La conoscenza ha valore solo se può circolare. La sicurezza delle informazioni è troppo importante per essere rinchiusa in report separati, metodi chiusi o dipendenze da pochi specialisti. LibreKAT vede quindi la condivisione della conoscenza e la collaborazione come il fulcro della resilienza digitale.
L’infrastruttura digitale è una catena. Nessuna organizzazione è separata da fornitori, componenti software, standard, host, utenti e regolatori. Se i rischi si diffondono attraverso catene, la conoscenza deve poter fare altrettanto. Una vulnerabilità, una lezione sulla migrazione o una buona clausola contrattuale acquistano più valore quando altri possono portarla oltre.
I fondamenti della sicurezza delle informazioni menzionano la resilienza proattiva come controparte necessaria per rispondere dopo un incidente. La divulgazione coordinata delle vulnerabilità, il red teaming e la condivisione delle informazioni sulle minacce dimostrano che la collaborazione può ridurre i rischi prima che si verifichino danni. La condivisione della conoscenza non è quindi comunicazione successiva, ma prevenzione.
Collaborare non significa che tutti debbano fare la stessa cosa. I comuni, le istituzioni sanitarie, le aziende, le organizzazioni educative e sociali presentano rischi e risorse diversi. Ciò che condividono è la necessità di informazioni verificabili. Quali dipendenze sono critiche? Quali alternative esistono? Quali domande dovrebbe porre un regista? Dove sono i punti ciechi nella catena?
LibreKAT vuole costruire ponti tra questi mondi. I tecnici spesso vedono prima dove i sistemi sono vulnerabili. Gli amministratori determinano quali rischi sono accettabili. Gli avvocati comprendono la giurisdizione e i contratti. Gli utenti percepiscono dove le misure sono realizzabili o dove causano danni.
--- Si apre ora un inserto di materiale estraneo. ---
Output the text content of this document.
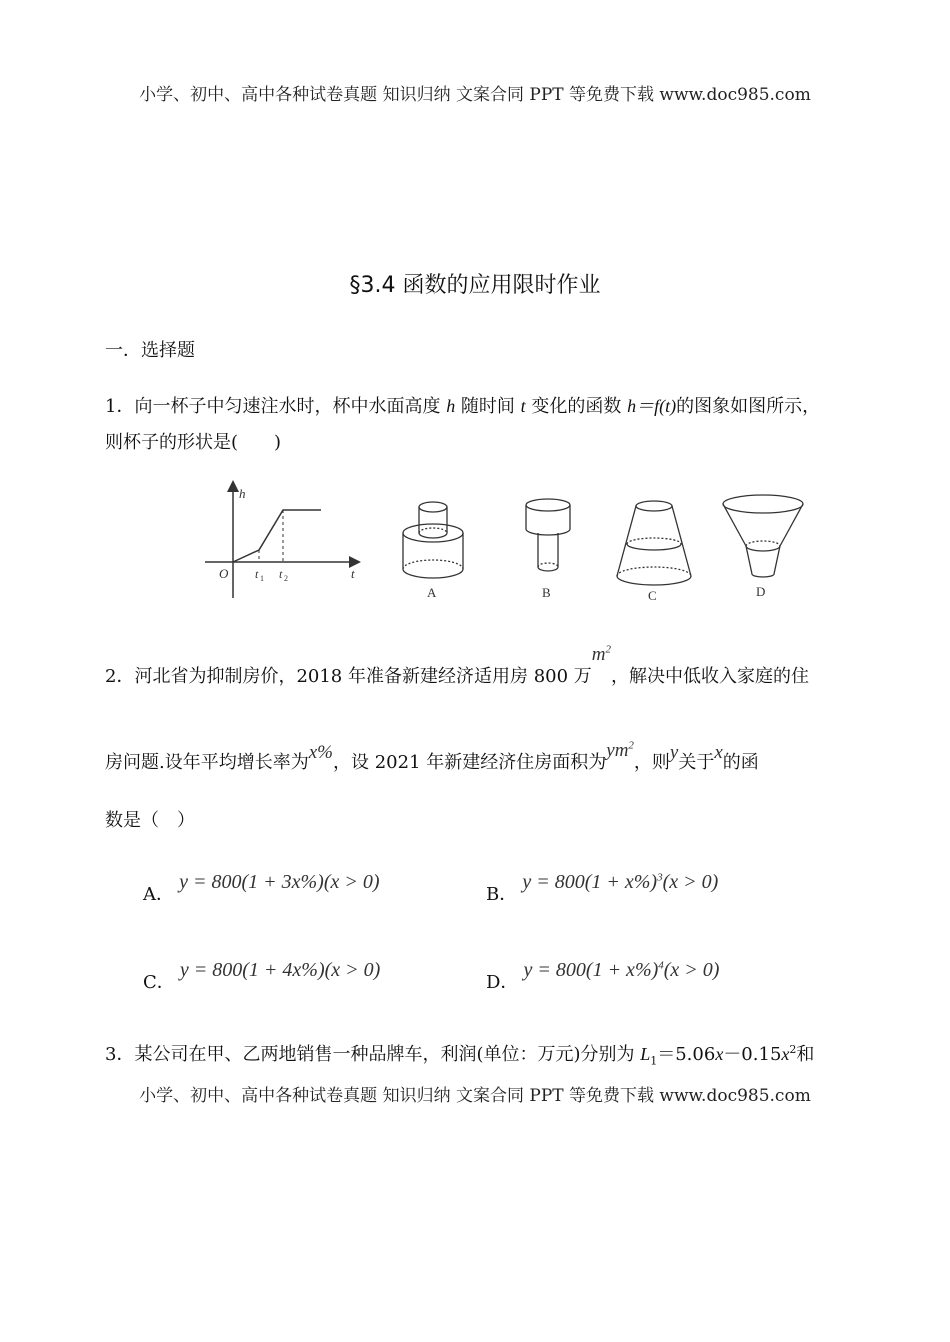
小学、初中、高中各种试卷真题 知识归纳 文案合同 PPT 等免费下载 www.doc985.com
§3.4 函数的应用限时作业
一．选择题
1．向一杯子中匀速注水时，杯中水面高度 h 随时间 t 变化的函数 h＝f(t)的图象如图所示，
则杯子的形状是(　　)
h
t
O t 1 t 2
A	B	C	D
2．河北省为抑制房价，2018 年准备新建经济适用房 800 万$m^2$，解决中低收入家庭的住
房问题.设年平均增长率为x%，设 2021 年新建经济住房面积为$ym^2$，则y关于x的函
数是（　）
A． y = 800(1 + 3x%)(x > 0)
B． $y = 800(1 + x\%)^3(x > 0)$
C． y = 800(1 + 4x%)(x > 0)
D． $y = 800(1 + x\%)^4(x > 0)$
3．某公司在甲、乙两地销售一种品牌车，利润(单位：万元)分别为 $L_1=5.06x-0.15x^2$和
小学、初中、高中各种试卷真题 知识归纳 文案合同 PPT 等免费下载 www.doc985.com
Solo quando queste conoscenze si uniranno, emergerà la sicurezza digitale matura.
L’open source si adatta a questo valore fondamentale perché rende la collaborazione strutturalmente possibile. Il codice sorgente può essere letto e migliorato. La documentazione può essere integrata. I metodi di ricerca possono essere testati. Ma l’open source funziona solo se c’è una comunità che prende sul serio la manutenzione, la spiegazione e la governance. La condivisione della conoscenza è quindi più che pubblicare. È garantire che altri possano lavorarci.
La cooperazione è estremamente importante nella questione della sovranità. Non tutte le organizzazioni possono costruire autonomamente un’alternativa completa alle piattaforme dominanti. Gli acquisti collettivi, gli standard condivisi, le basi di conoscenze settoriali e gli strumenti comuni aumentano il potere negoziale e rendono il passaggio più realistico. La collaborazione non è quindi una limitazione dell’autonomia, ma piuttosto un modo per riprendere il controllo.
La condivisione della conoscenza richiede attenzione. Le informazioni sulla sicurezza possono essere sensibili. Le vulnerabilità devono essere segnalate in modo responsabile. Le organizzazioni devono essere in grado di apprendere senza danneggiare inutilmente il pubblico. Una comunità matura condivide ciò che può essere condiviso, protegge ciò che deve essere protetto e rende esplicito il compromesso.
Ciò richiede anche un linguaggio comune. ROT, BIV, registri dei rischi, risultati degli audit e PDCA aiutano le diverse discipline a dialogare tra loro. Senza tale linguaggio, la sicurezza resta rapidamente bloccata nei dettagli tecnici o nell’astrazione amministrativa. Con concetti condivisi, le persone possono lavorare insieme sugli stessi rischi.
LibreKAT opta per la collaborazione perché la sicurezza digitale è un processo di apprendimento collettivo. Ogni audit, ogni incidente, ogni migrazione e ogni miglioramento tecnico produce conoscenza. Se quella conoscenza rimane bloccata, altri pagheranno nuovamente gli stessi costi di apprendimento. Se è condiviso, cresce la resilienza della società.
Ecco perché la condivisione della conoscenza non è un ripensamento accanto ai progetti. È un obiettivo del progetto in sé. Non costruiamo solo sistemi sicuri, ma anche la capacità collettiva di comprendere, testare e sviluppare ulteriormente la sicurezza.